See the step by step solution

## Step 1: Determine the product $${{\mathop{\rm u}\nolimits} ^T}{\mathop{\rm v}\nolimits}$$ and $${{\mathop{\rm v}\nolimits} ^T}{\mathop{\rm u}\nolimits}$$

It is known that the transpose of A is denoted by $${A^T}$$.

The matrix product $${{\mathop{\rm u}\nolimits} ^T}v$$ is a $$1 \times 1$$ matrix, commonly represented by a real number and written without the matrix brackets.

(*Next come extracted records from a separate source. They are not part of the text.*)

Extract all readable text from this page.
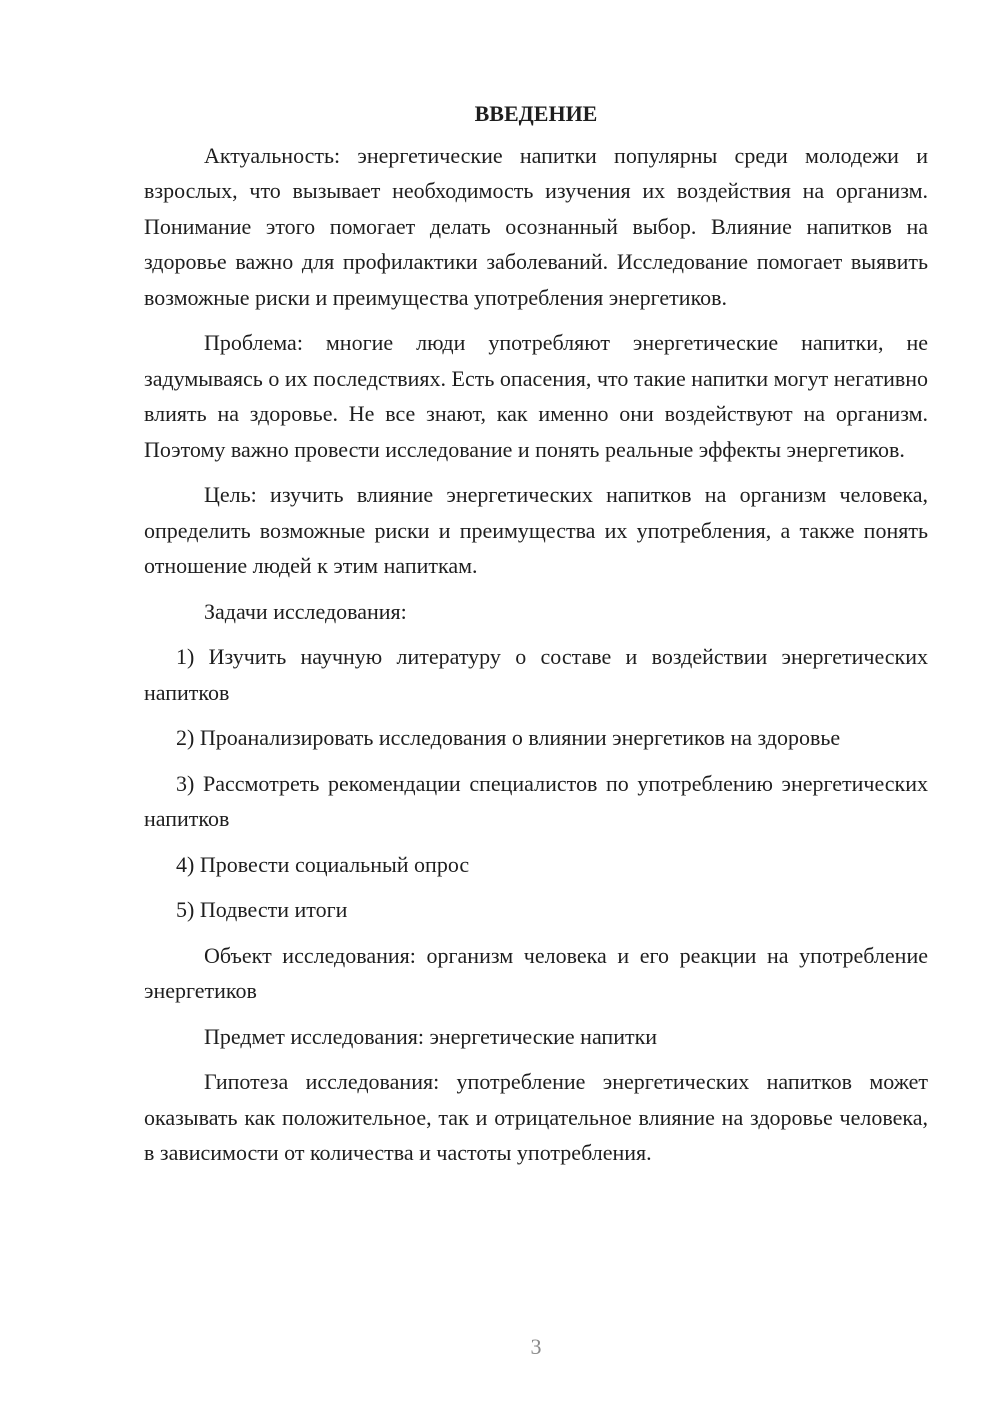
ВВЕДЕНИЕ

Актуальность: энергетические напитки популярны среди молодежи и взрослых, что вызывает необходимость изучения их воздействия на организм. Понимание этого помогает делать осознанный выбор. Влияние напитков на здоровье важно для профилактики заболеваний. Исследование помогает выявить возможные риски и преимущества употребления энергетиков.

Проблема: многие люди употребляют энергетические напитки, не задумываясь о их последствиях. Есть опасения, что такие напитки могут негативно влиять на здоровье. Не все знают, как именно они воздействуют на организм. Поэтому важно провести исследование и понять реальные эффекты энергетиков.

Цель: изучить влияние энергетических напитков на организм человека, определить возможные риски и преимущества их употребления, а также понять отношение людей к этим напиткам.

Задачи исследования:

1) Изучить научную литературу о составе и воздействии энергетических напитков

2) Проанализировать исследования о влиянии энергетиков на здоровье

3) Рассмотреть рекомендации специалистов по употреблению энергетических напитков

4) Провести социальный опрос

5) Подвести итоги

Объект исследования: организм человека и его реакции на употребление энергетиков

Предмет исследования: энергетические напитки

Гипотеза исследования: употребление энергетических напитков может оказывать как положительное, так и отрицательное влияние на здоровье человека, в зависимости от количества и частоты употребления.

3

\begin{aligned}{c}{{\mathop{\rm u}\nolimits} ^T}v = \left( {\begin{aligned}{*{20}{c}}{ - 2}&3&{ - 4}\end{aligned}} \right)\left( {\begin{aligned}{*{20}{c}}a\\b\\c\end{aligned}} \right)\\ = - 2a + 3b - 4c\\{{\mathop{\rm v}\nolimits} ^T}{\mathop{\rm u}\nolimits} = \left( {\begin{aligned}{*{20}{c}}a&b&c\end{aligned}} \right)\left( {\begin{aligned}{*{20}{c}}{ - 2}\\3\\{ - 4}\end{aligned}} \right)\\ = - 2a + 3b - 4c\end{aligned}

## Step 2: Determine the product $${\mathop{\rm u}\nolimits} {{\mathop{\rm v}\nolimits} ^T}$$ and $${\mathop{\rm v}\nolimits} {{\mathop{\rm u}\nolimits} ^T}$$

\begin{aligned}{c}{{\mathop{\rm uv}\nolimits} ^T} = \left( {\begin{aligned}{*{20}{c}}{ - 2}\\3\\{ - 4}\end{aligned}} \right)\left( {\begin{aligned}{*{20}{c}}a&b&c\end{aligned}} \right)\\ = \left( {\begin{aligned}{*{20}{c}}{ - 2a}&{ - 2b}&{ - 2c}\\{3a}&{3b}&{3c}\\{ - 4a}&{ - 4b}&{ - 4c}\end{aligned}} \right)\\v{{\mathop{\rm u}\nolimits} ^T} = \left( {\begin{aligned}{*{20}{c}}a\\b\\c\end{aligned}} \right)\left( {\begin{aligned}{*{20}{c}}{ - 2}&3&{ - 4}\end{aligned}} \right)\\ = \left( {\begin{aligned}{*{20}{c}}{ - 2a}&{3a}&{ - 4a}\\{ - 2b}&{3b}&{ - 4b}\\{ - 2c}&{3c}&{ - 4c}\end{aligned}} \right)\end{aligned}

Thus, the products is $${{\mathop{\rm u}\nolimits} ^T}v = {{\mathop{\rm v}\nolimits} ^T}{\mathop{\rm u}\nolimits} = - 2a + 3b - 4c$$, {\mathop{\rm u}\nolimits} {{\mathop{\rm v}\nolimits} ^T} = \left( {\begin{aligned}{*{20}{c}}{ - 2a}&{ - 2b}&{ - 2c}\\{3a}&{3b}&{3c}\\{ - 4a}&{ - 4b}&{ - 4c}\end{aligned}} \right), and v{{\mathop{\rm u}\nolimits} ^T} = \left( {\begin{aligned}{*{20}{c}}{ - 2a}&{3a}&{ - 4a}\\{ - 2b}&{3b}&{ - 4b}\\{ - 2c}&{3c}&{ - 4c}\end{aligned}} \right).